To address this, D’Antuono supports the proposal for a European electoral law to standardize the regulations for European elections across all EU countries. Under this proposal, citizens would vote not only for their national candidates but also for transnational lists. The plan includes lowering the voting age to 16 and mandating gender alternation in electoral lists.

=== Women's and minority rights ===
D’Antuono is committed to the inclusion and advancement of women in leadership roles and strives for equal political representation. She criticises inequalities in the medical field, such as the fact that less is known about diseases and the effects of medication on the female body, that illnesses are diagnosed less quickly, and that there is a higher risk of misdiagnosis or incorrect treatment by doctors.

She calls for social initiatives to integrate people with disabilities into society from an early age and to reduce factors contributing to discrimination, such as the segregation of people with disabilities in schools or specialised residential facilities, as also advocated by the UN Committee on the Rights of Persons with Disabilities.

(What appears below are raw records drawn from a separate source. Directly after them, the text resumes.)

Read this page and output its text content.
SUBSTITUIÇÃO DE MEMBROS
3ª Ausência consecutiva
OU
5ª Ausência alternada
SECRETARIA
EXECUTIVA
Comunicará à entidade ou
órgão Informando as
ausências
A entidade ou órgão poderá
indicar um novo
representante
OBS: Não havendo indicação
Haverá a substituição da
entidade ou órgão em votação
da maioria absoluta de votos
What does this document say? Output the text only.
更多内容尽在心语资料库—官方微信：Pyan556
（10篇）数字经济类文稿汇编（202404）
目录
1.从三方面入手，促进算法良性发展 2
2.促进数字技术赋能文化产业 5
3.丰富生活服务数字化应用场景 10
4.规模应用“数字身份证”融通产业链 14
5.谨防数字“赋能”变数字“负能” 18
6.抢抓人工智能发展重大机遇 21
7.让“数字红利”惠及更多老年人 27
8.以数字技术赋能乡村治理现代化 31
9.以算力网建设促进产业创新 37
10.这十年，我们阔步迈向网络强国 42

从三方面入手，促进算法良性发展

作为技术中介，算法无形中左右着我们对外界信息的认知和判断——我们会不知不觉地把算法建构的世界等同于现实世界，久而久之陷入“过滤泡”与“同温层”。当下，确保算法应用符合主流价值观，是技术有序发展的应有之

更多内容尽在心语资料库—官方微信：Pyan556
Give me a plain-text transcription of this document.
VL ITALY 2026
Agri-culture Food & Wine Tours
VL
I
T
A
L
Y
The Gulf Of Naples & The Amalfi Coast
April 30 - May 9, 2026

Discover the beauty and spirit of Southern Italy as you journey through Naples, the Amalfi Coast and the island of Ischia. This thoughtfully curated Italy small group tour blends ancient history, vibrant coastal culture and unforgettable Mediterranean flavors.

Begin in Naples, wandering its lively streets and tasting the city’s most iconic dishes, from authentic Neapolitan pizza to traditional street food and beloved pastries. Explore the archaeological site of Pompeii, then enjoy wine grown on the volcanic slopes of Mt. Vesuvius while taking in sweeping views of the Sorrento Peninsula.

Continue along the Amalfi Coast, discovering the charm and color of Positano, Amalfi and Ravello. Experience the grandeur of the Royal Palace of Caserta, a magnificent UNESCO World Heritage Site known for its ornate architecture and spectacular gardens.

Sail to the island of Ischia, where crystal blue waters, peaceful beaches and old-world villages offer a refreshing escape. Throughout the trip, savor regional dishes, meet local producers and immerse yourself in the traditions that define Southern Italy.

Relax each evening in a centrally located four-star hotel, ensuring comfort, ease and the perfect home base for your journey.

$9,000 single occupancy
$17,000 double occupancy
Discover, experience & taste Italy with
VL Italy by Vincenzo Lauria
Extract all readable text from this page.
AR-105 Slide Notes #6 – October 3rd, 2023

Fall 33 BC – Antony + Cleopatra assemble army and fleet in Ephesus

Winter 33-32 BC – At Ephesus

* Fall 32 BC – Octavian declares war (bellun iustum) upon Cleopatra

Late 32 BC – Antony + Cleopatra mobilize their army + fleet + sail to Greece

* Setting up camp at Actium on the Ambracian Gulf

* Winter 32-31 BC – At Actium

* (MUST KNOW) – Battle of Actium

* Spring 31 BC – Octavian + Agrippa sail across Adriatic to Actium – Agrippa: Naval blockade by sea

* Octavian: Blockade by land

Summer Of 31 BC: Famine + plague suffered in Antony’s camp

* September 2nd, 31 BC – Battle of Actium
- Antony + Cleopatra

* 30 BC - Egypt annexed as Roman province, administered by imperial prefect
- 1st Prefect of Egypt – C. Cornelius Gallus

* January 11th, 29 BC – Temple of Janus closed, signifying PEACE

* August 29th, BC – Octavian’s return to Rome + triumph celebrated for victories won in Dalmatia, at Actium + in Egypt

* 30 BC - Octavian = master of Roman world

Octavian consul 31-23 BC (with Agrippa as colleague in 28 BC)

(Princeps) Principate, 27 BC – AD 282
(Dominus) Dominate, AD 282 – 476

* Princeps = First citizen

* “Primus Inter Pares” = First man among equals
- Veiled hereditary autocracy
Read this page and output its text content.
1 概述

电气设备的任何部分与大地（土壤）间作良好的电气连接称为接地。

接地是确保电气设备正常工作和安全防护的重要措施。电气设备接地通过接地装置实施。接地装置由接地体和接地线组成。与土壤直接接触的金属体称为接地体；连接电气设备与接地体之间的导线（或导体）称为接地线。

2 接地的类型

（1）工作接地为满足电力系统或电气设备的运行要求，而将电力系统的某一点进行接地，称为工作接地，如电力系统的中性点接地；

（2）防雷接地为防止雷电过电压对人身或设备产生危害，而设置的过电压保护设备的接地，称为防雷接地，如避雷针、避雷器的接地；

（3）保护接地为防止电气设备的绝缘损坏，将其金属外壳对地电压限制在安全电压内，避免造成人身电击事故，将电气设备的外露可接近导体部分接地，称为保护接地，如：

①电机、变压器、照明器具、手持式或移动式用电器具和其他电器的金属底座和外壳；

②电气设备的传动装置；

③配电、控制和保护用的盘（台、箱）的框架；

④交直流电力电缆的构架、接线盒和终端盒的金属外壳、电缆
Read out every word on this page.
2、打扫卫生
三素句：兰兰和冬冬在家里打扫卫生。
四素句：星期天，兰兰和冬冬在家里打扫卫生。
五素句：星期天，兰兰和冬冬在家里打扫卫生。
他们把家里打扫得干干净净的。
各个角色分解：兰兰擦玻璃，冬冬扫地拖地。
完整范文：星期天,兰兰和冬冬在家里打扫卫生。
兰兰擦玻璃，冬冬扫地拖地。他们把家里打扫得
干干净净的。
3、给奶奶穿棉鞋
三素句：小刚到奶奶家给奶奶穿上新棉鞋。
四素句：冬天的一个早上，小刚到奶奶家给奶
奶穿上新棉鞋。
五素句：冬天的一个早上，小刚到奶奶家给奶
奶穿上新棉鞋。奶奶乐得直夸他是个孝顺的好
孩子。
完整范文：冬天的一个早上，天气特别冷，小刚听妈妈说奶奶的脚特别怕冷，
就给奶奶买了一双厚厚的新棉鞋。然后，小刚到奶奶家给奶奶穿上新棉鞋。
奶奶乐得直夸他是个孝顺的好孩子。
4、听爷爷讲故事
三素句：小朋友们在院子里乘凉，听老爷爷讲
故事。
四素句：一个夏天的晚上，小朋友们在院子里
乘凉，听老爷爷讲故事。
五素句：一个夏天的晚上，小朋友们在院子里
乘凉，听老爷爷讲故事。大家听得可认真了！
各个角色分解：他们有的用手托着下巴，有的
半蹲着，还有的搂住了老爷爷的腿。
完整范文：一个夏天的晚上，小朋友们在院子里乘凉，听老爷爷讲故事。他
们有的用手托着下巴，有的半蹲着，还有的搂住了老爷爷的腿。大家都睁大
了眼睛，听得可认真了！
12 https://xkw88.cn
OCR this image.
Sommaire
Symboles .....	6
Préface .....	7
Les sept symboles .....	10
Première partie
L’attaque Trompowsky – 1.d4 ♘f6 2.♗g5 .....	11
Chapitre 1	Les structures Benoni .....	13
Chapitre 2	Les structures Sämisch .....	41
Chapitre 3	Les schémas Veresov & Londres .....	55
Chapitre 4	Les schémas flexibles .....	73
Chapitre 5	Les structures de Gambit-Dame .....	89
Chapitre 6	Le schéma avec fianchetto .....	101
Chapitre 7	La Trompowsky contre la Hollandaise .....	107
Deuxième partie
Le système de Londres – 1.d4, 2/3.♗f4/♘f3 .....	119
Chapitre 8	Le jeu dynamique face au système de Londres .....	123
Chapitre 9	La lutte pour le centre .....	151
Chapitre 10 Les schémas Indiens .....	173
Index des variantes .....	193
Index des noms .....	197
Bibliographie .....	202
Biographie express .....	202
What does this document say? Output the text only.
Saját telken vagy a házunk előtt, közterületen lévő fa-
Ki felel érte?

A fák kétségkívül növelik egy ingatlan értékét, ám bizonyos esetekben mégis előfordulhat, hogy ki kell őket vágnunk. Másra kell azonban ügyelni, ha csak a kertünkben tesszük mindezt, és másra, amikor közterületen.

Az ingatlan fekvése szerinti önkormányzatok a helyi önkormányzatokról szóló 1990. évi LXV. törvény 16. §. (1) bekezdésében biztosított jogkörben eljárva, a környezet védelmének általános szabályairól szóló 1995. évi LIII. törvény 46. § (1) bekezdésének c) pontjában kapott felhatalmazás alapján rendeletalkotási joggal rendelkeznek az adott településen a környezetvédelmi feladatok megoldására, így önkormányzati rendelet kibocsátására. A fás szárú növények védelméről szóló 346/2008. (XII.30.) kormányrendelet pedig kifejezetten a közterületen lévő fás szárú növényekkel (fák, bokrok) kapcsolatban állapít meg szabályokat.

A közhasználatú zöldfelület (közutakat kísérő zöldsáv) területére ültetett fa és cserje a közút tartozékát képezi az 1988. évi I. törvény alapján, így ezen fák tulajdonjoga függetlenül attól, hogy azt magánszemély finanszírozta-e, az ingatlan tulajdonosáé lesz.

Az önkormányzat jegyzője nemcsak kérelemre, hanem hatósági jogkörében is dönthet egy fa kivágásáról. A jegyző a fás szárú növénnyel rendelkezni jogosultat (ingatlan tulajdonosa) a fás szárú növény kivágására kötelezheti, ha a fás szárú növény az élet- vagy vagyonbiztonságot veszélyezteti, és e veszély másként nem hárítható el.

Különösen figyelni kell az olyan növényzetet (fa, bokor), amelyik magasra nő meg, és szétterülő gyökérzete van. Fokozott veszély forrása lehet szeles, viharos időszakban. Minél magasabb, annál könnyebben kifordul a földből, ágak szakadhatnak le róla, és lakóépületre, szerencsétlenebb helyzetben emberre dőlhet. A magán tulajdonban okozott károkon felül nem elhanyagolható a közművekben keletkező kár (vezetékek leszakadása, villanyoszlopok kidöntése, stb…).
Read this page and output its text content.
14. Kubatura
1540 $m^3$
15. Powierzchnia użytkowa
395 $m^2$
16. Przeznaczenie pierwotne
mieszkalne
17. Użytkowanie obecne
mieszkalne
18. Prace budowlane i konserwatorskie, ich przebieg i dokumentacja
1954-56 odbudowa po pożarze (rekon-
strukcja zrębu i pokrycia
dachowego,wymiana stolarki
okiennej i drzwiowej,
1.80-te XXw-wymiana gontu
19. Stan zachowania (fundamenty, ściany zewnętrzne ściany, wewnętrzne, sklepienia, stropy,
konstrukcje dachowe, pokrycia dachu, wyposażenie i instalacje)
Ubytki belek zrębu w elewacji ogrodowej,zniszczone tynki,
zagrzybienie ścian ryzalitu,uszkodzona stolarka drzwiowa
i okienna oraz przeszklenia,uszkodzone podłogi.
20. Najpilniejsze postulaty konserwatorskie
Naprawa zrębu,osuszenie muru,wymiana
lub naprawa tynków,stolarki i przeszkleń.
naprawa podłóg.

In a series of articles, D'Antuono criticises the way racism and hostility towards the LGBTQ community are dealt with in Italy. She calls for society to engage in self-reflection and to take a critical approach to history.

===Other Topics===
Regarding the Russian invasion of Ukraine, D’Antuono advocats for strong and clear support for Ukraine and an acceleration of its EU accession process.

On the recent escalation of the Arab-Israeli conflict, D’Antuono has called for an immediate ceasefire, recognized signs of potential genocide in Gaza, and stressed the importance of a united and strong European Union in foreign policy.

== Personal life ==
Under the pseudonym Francesca del Mar, D'Antuono wrote several short stories and two books. In August 2021, she became the mother of a son.